文
- 椿
2004年01月30日(金)
夜露が落ちて凍りつく音の聞こえるような夜だった。 カーテンを掻きわけるようにして開いた南天の枝葉の向こう側には、飛び飛びに平らな御影石の敷かれた庭が広がっている。しんと冷たい空気の中を、いくらか小走りで渡っていく少年の顔は赤い。さきほど南天の葉の露で濡れた指の先からじんとしびれが広がる。駆けながらも周囲にちらちらと視線を巡らすものの、実のところ警戒する必要は全くない。ぽつぽつと月に照らされた白い敷石が蓮の葉のように光るこの冷たい庭は彼のものだ。 ほどなくして御影石は途切れ、硝子ばりのテラスが現れた。少年は立ち止まり、あかりの消えた暗い内部を覗く。 暗がりの向こうから、ふるりと白い影がやってくる。 少年は硝子に両手をついて、影に扉を開けるように促した。影はうなずき、扉の鍵をまわす。 かちり。 月の光の中に白い腕がさらされた。 「おかえり、ほたる」 少年は応えず、迎え入れた声の方を見ることもなく屋内に上がりこんだ。外に比べればいくらかあたたかい室内も、夜だというだけでずいぶんよそよそしい。白い服の人影は薄着をしている。それをたしかめるため振り返り、嘆息し、ようやく向きなおる。 「12月だよ、ひかり。夏着のまま寝るのもいいかげんにしたら」 「だって毛布の中は暑いもの。それよりねえ、採ってきてくれた?」 人影は少年の妹である。少年の腕に取りすがろうとした妹から身を離し、少年はうつむいて上着のポケットの中を探った。やがて開いた手のひらの中にあったのは、紅いぽったりとした花であった。
***
少年の家には人形が住んでいる。妹のお気に入りの、生きてものを食べ、動く人形である。 それは2日前の妹の誕生日に家に連れてこられた。贈り主である両親がどこから手に入れたものなのか少年も妹も知らないし、知る必要もない。重要なのは、その人形が美しく、また自分が人形として扱われることに何の不満も疑問も抱いていない「人間」だということだけである。 人形は白い髪をしていた。
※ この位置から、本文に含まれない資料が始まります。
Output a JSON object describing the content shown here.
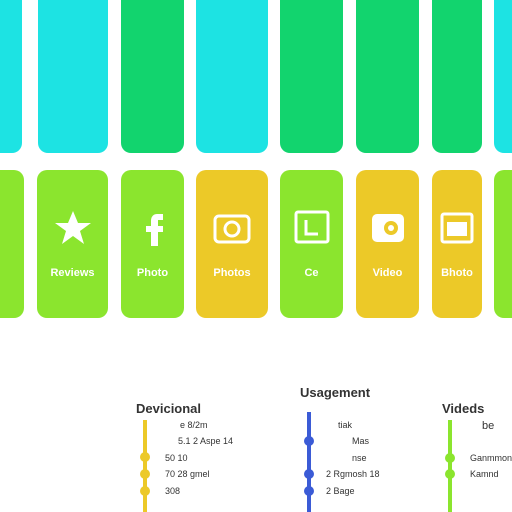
{
  "tiles": [
    {
      "label": "Reviews"
    },
    {
      "label": "Photo"
    },
    {
      "label": "Photos"
    },
    {
      "label": "Ce"
    },
    {
      "label": "Video"
    },
    {
      "label": "Bhoto"
    }
  ],
  "columns": [
    {
      "title": "Devicional",
      "lines": [
        "e   8/2m",
        "5.1 2 Aspe 14",
        "50     10",
        "70 28 gmel",
        "308"
      ]
    },
    {
      "title": "Usagement",
      "lines": [
        "tiak",
        "Mas",
        "nse",
        "2 Rgmosh 18",
        "2 Bage"
      ]
    },
    {
      "title": "Videds",
      "lines": [
        "be",
        "Ganmmonn",
        "Kamnd"
      ]
    }
  ]
}
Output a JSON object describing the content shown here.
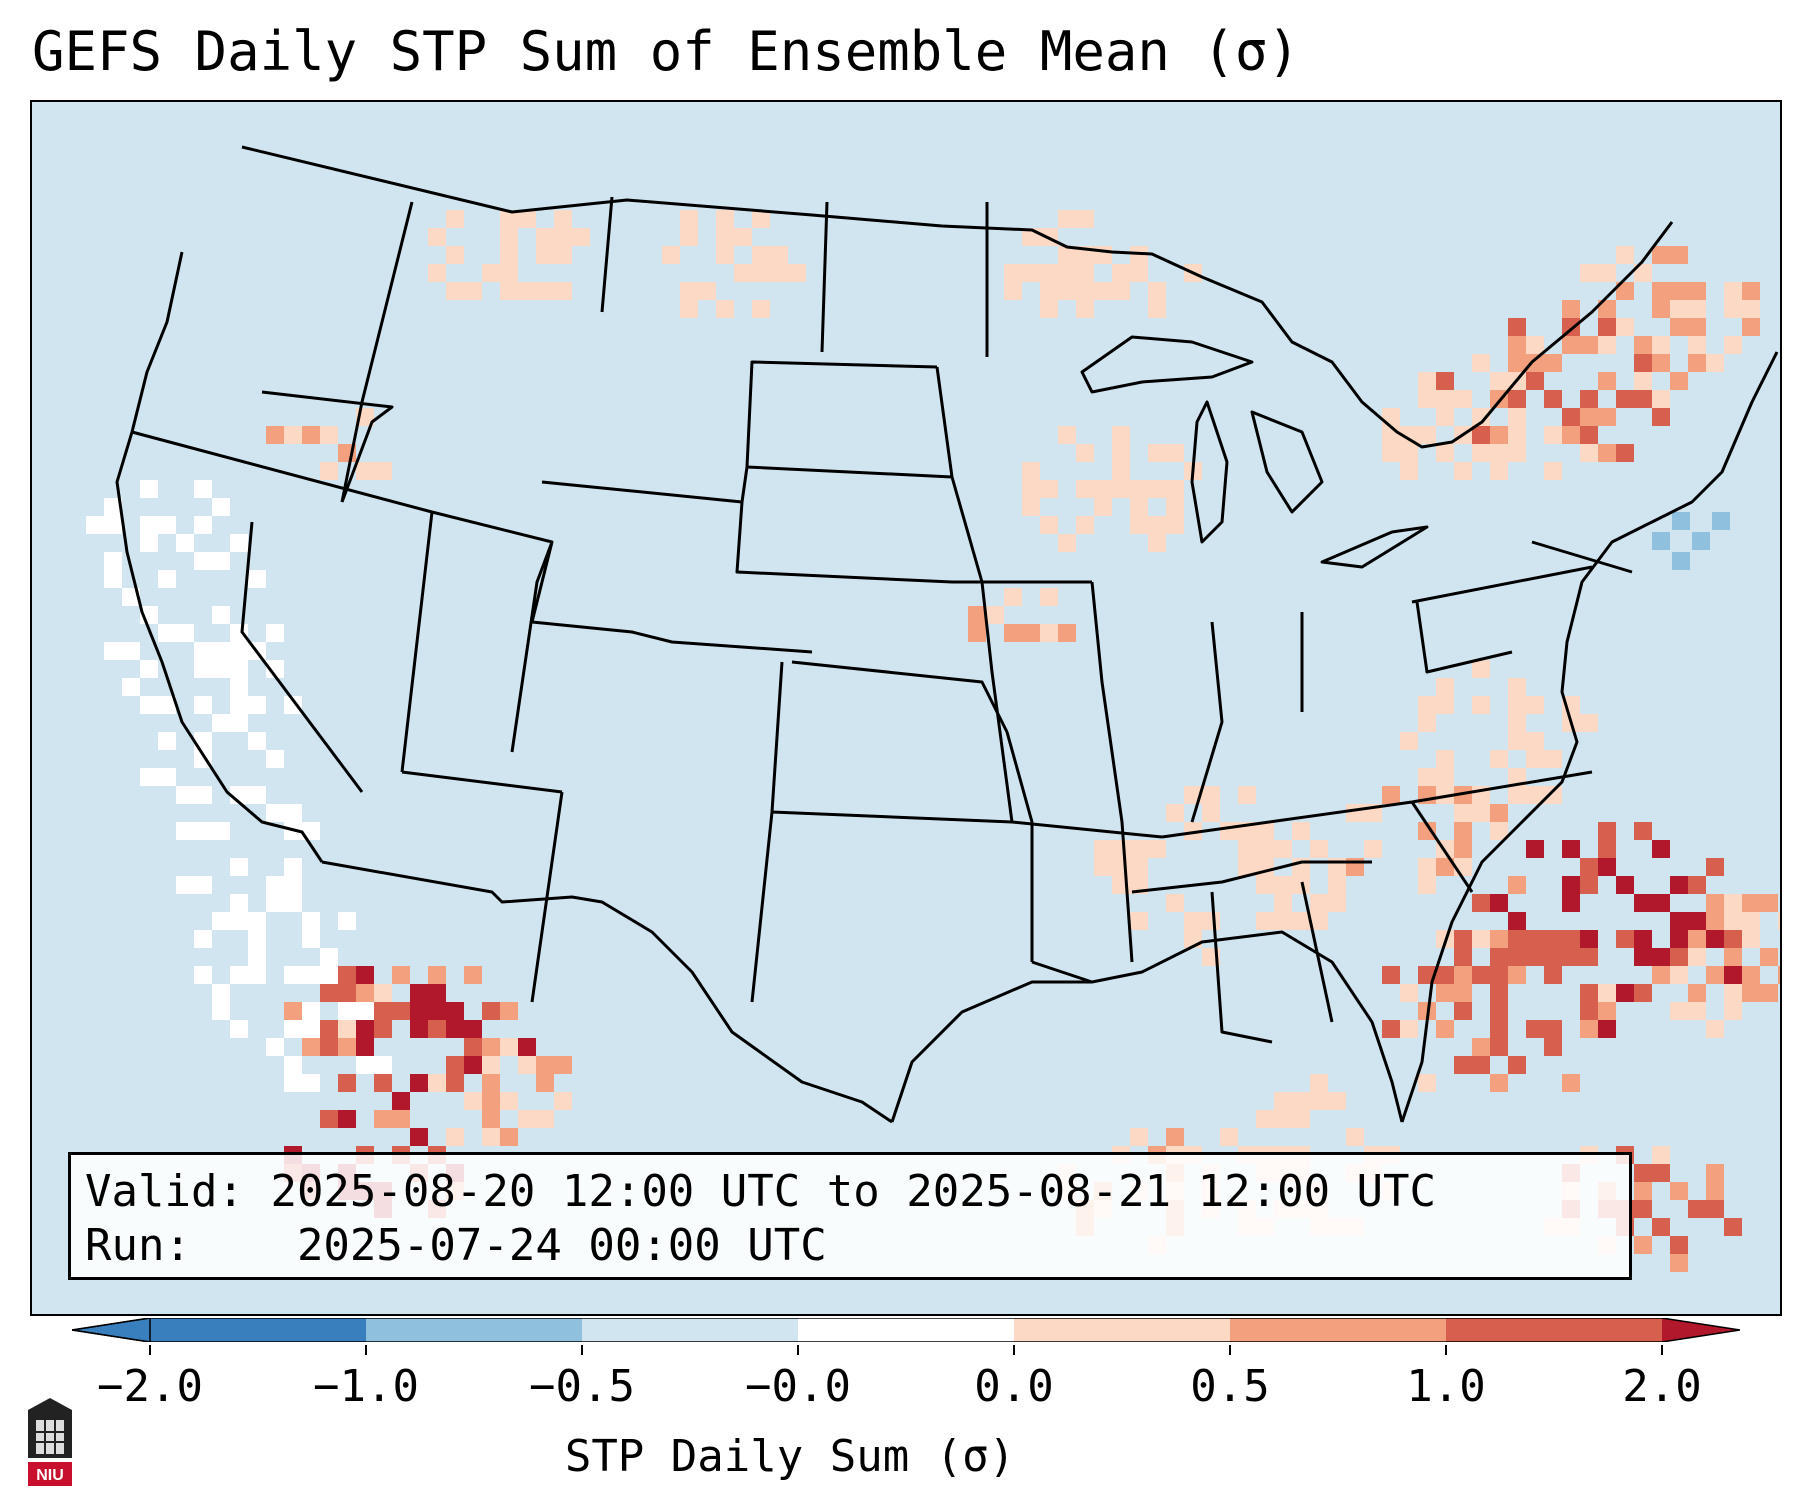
{
  "title": "GEFS Daily STP Sum of Ensemble Mean (σ)",
  "info": {
    "valid_label": "Valid:",
    "valid_value": "2025-08-20 12:00 UTC to 2025-08-21 12:00 UTC",
    "run_label": "Run:",
    "run_value": "2025-07-24 00:00 UTC"
  },
  "colorbar": {
    "label": "STP Daily Sum (σ)",
    "ticks": [
      "−2.0",
      "−1.0",
      "−0.5",
      "−0.0",
      "0.0",
      "0.5",
      "1.0",
      "2.0"
    ],
    "bins": [
      {
        "range": "< −2.0",
        "color": "#3a7fbd"
      },
      {
        "range": "−2.0 to −1.0",
        "color": "#3a7fbd"
      },
      {
        "range": "−1.0 to −0.5",
        "color": "#8fc0dd"
      },
      {
        "range": "−0.5 to −0.0",
        "color": "#d1e5f0"
      },
      {
        "range": "−0.0 to 0.0",
        "color": "#ffffff"
      },
      {
        "range": "0.0 to 0.5",
        "color": "#fbd9c4"
      },
      {
        "range": "0.5 to 1.0",
        "color": "#f3a07f"
      },
      {
        "range": "1.0 to 2.0",
        "color": "#d6604d"
      },
      {
        "range": "> 2.0",
        "color": "#b2182b"
      }
    ]
  },
  "map": {
    "background_color": "#d1e5f0",
    "region": "Continental United States"
  },
  "logo": {
    "text": "NIU",
    "color": "#c8102e"
  }
}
髪だけでなく、丸い額も指の先も、肌という肌、体毛という体毛に色味がなく、それなのに瞳だけが砂糖漬けのチェリーのように赤かった。見慣れたものではありえないその容姿で、人形は少年にあいさつをした。ただにこりと微笑んで、かすかに口を開くだけで、親愛の情を示してみせた。 妹も両親も、人形の微笑に歓声をあげた。少年だけが無言だった。無言のまま、少年は人形に手を伸ばした。 ひらり、と白い髪の一房が舞う。 「……お前、馬鹿だろう」 柔らかな巻き毛が手の中ではずみながら潰れる。家族の誰にも聞こえぬように、髪に口づけるのに隠してささやきかけた声を、理解するものはいなかった。 美しい白痴のきみ。 人形は意味を解さない。少年に向かってまた、微笑んだ。
***
「ねえ、白い髪によく似合うわ。ありがとう、ほたる」 テラスを抜けて階段を上り、奥へ奥へと進んだ突きあたり。兄妹の部屋の間にある小さな部屋に、その少女は住んでいる。 「礼ならその人形に言わせればいいじゃないか。別にお前のためじゃない」 妹はその兄のせりふが気に喰わなかったらしく、眉をひそめ唇をとがらせる。 「あら。じゃあこの子のためなのね。綺麗なものは綺麗と言えばいいのに」 「人形のためでもないさ。散歩のついでだ。綺麗であたりまえだろ、人形だもの」 少女は会話を残さず聴いている。時おり首をかしげる向きをゆるりと変えること以外、動きらしい動きもとらない。 妹は今度こそむっとしたように向きなおって、兄に強い口調で言った。 「人形人形って。この子は私たちの新しい妹でしょう。何度言ったらわかるの」 「何回言おうが結局伝わらないなら同じだろ」 「同じじゃないわ。言葉が伝わらなくたって……」 妹は口ごもる。兄はすでに部屋を出ていた。
言葉が伝わらなくたって。 妹の言葉に続きはどうせ無いのだ、と少年は考えた。言葉が問題なのではない。あの人形には感情がないのだ。そのことに気付いているのに、まだ見ないふりをする。 御影石も南天も眠ってしまった明け方に、少年は部屋を出た。 妹の部屋との間にある、小さな部屋。扉を開けると、小さな白い丸椅子に、白い白い、少女。ぽったりと髪に落ちた花。 「……ゆづき」 雪に落ちた椿の花。誰も知らない、少女にすらも伝わらない名前。少女はただゆらりと微笑み、少年はただうつむいた。 あわく波立つ白い髪の間を、音もなく紅がすべり落ちる。